6 which can be constitutively activated by K-Ras mutation, we determined whether inactivation of MEK would restore the antitumor effects of PQIP or OSI-906 (a PQIP derivative currently undergoing a phase clinical trial in our institute in NSCLC cell lines Tangeretin carry- ing mutant K-Ras ). We found that cotargeting of MEK, either with a small-molecule MEK inhibitor (PD98059 or U06) or with adenovirus expressing the dominant- negative form of MEK (Ad-MEK-DN), significantly enhanced the effects of PQIP on cell viability (Fig. 4A) and anchorage-independent colony-forming ability (Fig. 4B) in representative mutant K-Ras resistant cell lines. Furthermore, the percentage of apoptotic cells was signifi- cantly increased by the combined treatment .
These results suggest that inactivation of MEK augments the apoptotic activities of PQIP in NSCLC cells carrying mutant K-Ras . We finally evaluated the combined effects of Dexamethasone OSI-906 and U06 in vivo. The mice treated with ve- hicle or OSI-906 alone showed similar H6B K-Ras tu- mor growth (Fig. 4D). Pharmacologic inhibition of MEK by administration of U06 dramatically augmented the effects of OSI-906 on the growth of the tumors. On day 8 after the first dose, the mean tumor volume for mice that received combined OSI-906 and U06 was significantly smaller than the mean tumor volume for mice that received vehicle, OSI-906 alone, or U06 alone. IHC staining of Ki67 and cleaved caspase-3 in the tumors dem- onstrated that the combined treatment induced a decrease in cell proliferation in association with an increase in cell apoptosis in vivo.
Taken together, these findings underscore the pivotal role of activation of the MEK/Erk pathway through K-Ras mutation in the primary resist- ance of NSCLC cells to IGF-R TKIs. DISCUSSION In the present study, we elucidate potential predictive markers of response of NSCLC cells to IGF-R TKIs. We show that: ) the expression of IGF-R/IR in NSCLC specimens is positively associated with a history of tobacco smoking, squamous cell carcinoma, WT EGFR , and mu- tant K-Ras ; ) somatic mutation of EGFR, which Formononetin 485-72-3 confers addiction to the EGFR signaling pathway, induces a lack of primary response to IGF-R TKIs in NSCLC cells; and 3) K-Ras mutation causes increased production of IGF- and activation of the IGF-R pathway but induces resistance to IGF-R TKIs. Moreover, our findings pro- vide a proof of principle that targeted inactivation of IGF- R by a TKI, in combination with MEK inhibition, can achieve a favorable outcome in the treatment of NSCLC patients with a history of tobacco smoking and mutant K-Ras .

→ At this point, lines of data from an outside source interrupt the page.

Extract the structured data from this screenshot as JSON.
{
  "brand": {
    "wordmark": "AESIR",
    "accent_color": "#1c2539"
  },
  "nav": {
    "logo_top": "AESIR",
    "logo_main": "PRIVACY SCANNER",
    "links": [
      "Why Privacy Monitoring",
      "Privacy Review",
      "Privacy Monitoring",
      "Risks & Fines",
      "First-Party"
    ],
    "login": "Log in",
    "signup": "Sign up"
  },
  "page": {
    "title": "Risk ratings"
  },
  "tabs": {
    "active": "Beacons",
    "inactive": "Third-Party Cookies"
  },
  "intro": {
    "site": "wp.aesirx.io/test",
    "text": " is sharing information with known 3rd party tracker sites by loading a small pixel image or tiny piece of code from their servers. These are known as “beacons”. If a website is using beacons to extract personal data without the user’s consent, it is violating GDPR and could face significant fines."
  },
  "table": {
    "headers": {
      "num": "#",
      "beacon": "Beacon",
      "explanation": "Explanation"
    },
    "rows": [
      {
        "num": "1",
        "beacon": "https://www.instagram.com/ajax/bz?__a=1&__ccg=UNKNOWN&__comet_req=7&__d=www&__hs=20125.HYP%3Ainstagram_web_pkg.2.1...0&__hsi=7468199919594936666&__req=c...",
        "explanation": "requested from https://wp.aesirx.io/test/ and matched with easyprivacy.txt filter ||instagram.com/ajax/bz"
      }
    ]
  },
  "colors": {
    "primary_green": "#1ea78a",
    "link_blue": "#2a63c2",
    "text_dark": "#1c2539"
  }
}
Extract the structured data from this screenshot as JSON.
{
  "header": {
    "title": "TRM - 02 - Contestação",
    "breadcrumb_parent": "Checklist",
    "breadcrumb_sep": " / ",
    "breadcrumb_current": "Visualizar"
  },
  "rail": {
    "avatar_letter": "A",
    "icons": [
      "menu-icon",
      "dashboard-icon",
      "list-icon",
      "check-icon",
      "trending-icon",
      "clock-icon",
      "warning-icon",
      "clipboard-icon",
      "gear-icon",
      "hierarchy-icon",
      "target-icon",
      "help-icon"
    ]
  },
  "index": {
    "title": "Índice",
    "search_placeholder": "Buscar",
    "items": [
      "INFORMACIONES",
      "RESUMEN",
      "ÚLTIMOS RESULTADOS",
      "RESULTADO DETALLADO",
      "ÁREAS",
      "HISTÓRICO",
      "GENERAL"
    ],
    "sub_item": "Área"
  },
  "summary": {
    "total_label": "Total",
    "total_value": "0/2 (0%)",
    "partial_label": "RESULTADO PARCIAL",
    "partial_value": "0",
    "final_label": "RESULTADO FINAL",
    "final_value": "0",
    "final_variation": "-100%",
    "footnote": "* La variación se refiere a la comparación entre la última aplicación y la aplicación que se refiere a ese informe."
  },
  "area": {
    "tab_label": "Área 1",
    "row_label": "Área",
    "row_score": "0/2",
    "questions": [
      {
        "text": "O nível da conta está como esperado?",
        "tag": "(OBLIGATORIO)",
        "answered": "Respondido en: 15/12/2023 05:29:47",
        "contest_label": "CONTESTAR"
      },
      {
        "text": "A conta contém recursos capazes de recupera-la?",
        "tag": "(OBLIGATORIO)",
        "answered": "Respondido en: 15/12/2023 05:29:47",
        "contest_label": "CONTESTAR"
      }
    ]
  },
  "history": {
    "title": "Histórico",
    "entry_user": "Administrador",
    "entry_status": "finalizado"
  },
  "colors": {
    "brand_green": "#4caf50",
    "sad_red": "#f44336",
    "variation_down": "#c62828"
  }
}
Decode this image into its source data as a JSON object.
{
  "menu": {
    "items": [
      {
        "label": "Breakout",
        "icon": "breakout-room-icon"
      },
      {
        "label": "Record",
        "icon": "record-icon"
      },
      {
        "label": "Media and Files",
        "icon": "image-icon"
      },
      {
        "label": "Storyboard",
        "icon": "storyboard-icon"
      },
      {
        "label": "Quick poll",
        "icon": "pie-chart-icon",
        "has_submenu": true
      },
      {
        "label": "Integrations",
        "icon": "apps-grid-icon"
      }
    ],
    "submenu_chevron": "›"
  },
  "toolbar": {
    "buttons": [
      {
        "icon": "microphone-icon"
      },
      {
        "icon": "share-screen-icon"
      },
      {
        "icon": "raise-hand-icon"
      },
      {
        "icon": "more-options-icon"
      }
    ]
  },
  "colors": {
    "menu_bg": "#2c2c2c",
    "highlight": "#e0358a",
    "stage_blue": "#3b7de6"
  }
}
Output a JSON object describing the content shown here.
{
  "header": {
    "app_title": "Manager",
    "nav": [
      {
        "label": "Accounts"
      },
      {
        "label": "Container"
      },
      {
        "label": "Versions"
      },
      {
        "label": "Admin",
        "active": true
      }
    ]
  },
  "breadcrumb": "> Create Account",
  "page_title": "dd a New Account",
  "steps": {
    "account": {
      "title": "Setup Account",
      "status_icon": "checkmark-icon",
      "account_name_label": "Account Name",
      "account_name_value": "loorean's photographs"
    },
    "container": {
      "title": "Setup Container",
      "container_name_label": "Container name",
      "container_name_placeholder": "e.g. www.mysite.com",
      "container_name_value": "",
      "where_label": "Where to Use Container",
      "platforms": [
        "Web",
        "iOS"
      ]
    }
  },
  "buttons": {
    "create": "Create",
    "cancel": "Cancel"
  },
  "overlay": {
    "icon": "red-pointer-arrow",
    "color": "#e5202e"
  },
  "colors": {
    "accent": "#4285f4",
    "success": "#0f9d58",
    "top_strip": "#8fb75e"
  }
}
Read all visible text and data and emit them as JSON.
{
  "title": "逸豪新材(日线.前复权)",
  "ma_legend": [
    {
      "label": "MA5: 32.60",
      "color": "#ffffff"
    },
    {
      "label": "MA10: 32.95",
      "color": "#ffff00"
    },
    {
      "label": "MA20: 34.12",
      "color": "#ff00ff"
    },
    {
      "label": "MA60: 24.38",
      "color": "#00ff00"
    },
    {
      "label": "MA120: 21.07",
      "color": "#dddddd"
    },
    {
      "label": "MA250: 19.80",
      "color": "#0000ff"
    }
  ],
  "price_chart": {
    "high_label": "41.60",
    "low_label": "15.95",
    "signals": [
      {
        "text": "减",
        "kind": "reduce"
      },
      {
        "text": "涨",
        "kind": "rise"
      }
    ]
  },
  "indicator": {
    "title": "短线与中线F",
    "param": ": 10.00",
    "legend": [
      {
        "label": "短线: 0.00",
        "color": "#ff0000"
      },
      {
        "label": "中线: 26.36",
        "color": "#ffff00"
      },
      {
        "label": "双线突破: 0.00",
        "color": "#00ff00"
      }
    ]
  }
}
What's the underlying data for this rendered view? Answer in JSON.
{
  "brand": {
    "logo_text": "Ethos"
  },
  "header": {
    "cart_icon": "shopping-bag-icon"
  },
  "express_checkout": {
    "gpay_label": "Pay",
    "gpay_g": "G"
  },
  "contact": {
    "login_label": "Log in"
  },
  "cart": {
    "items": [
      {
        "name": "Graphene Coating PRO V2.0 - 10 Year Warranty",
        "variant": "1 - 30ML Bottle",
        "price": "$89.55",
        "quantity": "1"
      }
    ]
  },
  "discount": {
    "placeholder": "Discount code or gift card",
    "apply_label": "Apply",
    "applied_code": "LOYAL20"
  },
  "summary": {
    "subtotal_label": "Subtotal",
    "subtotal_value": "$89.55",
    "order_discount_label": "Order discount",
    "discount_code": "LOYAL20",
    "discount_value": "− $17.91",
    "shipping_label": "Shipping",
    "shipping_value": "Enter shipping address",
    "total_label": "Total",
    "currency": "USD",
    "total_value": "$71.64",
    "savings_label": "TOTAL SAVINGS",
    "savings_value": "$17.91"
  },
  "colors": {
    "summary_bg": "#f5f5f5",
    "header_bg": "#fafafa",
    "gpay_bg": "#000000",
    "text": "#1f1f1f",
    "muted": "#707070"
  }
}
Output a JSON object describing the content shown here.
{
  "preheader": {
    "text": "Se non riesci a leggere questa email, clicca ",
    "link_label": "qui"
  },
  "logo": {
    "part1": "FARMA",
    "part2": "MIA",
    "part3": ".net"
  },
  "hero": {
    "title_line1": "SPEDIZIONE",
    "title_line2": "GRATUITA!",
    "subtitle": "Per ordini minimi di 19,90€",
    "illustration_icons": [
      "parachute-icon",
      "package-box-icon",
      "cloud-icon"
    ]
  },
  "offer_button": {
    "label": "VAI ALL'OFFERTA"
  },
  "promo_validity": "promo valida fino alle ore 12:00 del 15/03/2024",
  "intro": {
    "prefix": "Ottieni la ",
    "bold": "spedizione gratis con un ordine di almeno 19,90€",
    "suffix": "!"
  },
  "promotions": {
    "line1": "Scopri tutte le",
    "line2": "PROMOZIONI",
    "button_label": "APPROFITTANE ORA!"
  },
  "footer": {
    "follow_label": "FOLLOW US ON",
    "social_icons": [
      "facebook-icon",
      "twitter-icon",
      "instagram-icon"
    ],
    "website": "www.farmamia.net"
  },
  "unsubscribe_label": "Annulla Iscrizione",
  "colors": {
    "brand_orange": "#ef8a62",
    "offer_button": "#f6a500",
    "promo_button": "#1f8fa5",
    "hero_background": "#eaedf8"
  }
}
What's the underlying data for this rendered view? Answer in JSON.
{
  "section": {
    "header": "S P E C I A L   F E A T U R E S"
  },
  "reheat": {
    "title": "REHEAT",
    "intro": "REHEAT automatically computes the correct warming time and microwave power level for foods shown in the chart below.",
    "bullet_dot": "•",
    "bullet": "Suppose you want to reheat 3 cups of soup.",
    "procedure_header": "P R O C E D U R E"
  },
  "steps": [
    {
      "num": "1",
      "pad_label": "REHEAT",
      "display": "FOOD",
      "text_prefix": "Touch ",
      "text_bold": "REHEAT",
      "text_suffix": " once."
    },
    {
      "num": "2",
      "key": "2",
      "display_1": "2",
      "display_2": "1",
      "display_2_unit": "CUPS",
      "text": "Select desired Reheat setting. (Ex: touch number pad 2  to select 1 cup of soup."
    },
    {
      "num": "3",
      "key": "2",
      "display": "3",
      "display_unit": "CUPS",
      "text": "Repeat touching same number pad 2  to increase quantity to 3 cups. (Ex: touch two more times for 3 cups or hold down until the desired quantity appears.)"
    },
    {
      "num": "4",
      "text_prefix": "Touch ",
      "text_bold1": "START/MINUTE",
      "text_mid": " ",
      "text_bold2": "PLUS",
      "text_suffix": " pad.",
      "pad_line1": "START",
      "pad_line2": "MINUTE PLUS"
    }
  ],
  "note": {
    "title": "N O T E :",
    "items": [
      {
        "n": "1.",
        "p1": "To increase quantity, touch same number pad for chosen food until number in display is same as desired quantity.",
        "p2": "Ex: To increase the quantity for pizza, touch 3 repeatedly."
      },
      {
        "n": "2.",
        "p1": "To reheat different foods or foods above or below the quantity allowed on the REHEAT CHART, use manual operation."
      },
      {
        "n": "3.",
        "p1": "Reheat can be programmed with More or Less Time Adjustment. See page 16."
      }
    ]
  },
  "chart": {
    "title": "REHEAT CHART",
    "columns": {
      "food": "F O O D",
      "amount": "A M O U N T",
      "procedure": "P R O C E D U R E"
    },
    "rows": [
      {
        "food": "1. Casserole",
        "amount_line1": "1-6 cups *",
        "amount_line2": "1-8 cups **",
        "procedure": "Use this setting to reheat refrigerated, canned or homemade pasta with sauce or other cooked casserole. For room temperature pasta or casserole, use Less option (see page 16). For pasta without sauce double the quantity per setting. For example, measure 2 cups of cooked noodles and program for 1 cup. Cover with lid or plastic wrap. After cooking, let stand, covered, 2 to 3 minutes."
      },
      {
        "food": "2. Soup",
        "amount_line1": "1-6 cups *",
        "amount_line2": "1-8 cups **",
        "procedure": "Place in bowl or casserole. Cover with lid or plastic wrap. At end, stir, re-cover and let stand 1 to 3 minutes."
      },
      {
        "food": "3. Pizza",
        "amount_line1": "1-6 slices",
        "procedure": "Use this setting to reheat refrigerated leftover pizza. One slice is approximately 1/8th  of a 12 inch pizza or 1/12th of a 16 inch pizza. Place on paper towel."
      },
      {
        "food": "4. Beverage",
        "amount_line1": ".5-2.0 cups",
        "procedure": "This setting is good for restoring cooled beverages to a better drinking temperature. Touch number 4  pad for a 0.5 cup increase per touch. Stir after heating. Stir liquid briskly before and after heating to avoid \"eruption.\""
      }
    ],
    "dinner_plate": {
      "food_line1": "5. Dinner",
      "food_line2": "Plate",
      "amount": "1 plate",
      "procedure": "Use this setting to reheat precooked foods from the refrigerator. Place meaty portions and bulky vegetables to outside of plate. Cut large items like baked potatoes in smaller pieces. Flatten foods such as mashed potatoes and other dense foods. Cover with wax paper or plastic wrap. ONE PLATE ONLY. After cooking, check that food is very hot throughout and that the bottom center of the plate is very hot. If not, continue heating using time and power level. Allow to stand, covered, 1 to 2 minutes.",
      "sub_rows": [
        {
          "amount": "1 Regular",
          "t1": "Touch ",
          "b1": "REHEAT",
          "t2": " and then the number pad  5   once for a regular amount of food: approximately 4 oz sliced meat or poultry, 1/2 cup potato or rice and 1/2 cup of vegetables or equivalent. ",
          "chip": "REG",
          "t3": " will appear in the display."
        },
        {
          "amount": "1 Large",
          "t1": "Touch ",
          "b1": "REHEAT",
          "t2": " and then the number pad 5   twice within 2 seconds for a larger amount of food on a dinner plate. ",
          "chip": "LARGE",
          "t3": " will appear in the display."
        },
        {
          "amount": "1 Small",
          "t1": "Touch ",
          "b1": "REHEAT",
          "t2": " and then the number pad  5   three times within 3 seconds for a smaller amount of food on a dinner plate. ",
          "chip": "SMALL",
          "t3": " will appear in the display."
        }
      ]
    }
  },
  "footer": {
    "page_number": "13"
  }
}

Several preclinical and clinical studies have shown encouraging therapeutic efficacy of EGFR TKI in NSCLC with mutant EGFR ,3 ; however, the limited response rates to EGFR TKIs underscore the need to 6 Cancer Month 00, 0 6 K-Ras Mutation in NSCLC and buy Formononetin IGF-R/Kim et al Figure 3. Mutant K-Ras is a determining factor of insulinlike growth factor receptor (IGF-R) tyrosine kinase inhibitor sensitivity of nonsmall cell lung cancer (NSCLC) cells. (A) The secreted IGF- level from NSCLC cells was enhanced by mutant K- Ras . H6B-GFP or H6B–K- Ras cells (H6B cells stably transduced with retrovirus expressing Green Fluorescence Protein (GFP) or mutant K-Ras , respectively) were cultured in % fetal bovine serum for 3 days. The conditioned media (CM) from H6B-GFP and H6B– K-Ras cells were applied to an IGF- enzyme-linked immunosorbent assay.
Hierarchical clustering of protein expression data from H6B- GFP and H6B– K-Ras cells is shown (n ¼ 3 each). Reverse-phase protein array data are shown for 3 protein features. The data are presented in a matrix format: rows represent individual protein features, and obstetricians columns represent individual samples. Each cell in the matrix represents the expression level of a protein feature in an individual cell sample. Red and green reflect relatively high and low expression levels, respectively.